The Tian Shan montane steppe and meadows ecoregion (WWF ID: PA1019) covers a 2,000 km long stretch of grasslands of the isolated Tian Shan mountains of Central Asia. It is characterized by high-altitude flat and rolling grasslands.

== Location and description ==

The ecoregion stretches around the lower altitudes of the Tian Shan mountain ridge, running for approximately 2,000 km from western Kyrgyzstan to eastern Xinjiang Province in China. It separates the arid Tarim Basin and Taklimakan Desert to the south from the Junggar Basin and Kazakh Shield to the north. Running up the middle of the ecoregion is the main ridge of the Tian Shan, with some middle altitudes supporting conifer forests in the Tian Shan montane conifer forests ecoregion.

== Climate ==
The climate of the ecoregion is cold semi-arid (Köppen climate classification (BSk)).
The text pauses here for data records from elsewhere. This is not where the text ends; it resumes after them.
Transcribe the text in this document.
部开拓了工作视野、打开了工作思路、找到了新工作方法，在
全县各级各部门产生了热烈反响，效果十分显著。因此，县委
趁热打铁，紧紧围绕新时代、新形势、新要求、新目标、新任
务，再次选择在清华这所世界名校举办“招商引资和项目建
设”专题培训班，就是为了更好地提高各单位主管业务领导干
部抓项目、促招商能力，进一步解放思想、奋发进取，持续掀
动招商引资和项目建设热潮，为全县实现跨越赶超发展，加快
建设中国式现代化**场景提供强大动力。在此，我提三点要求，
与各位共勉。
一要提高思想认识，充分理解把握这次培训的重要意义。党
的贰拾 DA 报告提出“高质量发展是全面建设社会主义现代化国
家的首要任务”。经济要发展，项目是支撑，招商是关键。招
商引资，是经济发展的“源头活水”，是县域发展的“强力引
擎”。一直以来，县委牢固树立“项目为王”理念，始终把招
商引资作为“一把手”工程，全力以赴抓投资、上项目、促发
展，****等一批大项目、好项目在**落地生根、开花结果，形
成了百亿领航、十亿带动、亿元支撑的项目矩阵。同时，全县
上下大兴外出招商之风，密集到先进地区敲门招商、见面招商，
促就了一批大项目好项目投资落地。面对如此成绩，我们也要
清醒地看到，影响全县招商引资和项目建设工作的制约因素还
This climate is generally characterized as having precipitation greater than a true desert, and also a colder temperature.

== Flora and fauna ==
Biodiversity in the ecoregion is relatively high due to the extreme altitude range, supporting different species at different elevation levels, and due to the relatively large size of the ecoregion and its relatively central location between different floristic zones. The lowest elevations - 1,100 to 2,700 meters - are mostly grasslands of fescue (Festuca) and feather grass (Stipa). In the alpine region above 2,700 meters there are meadows of Kobresia and Carex sedges.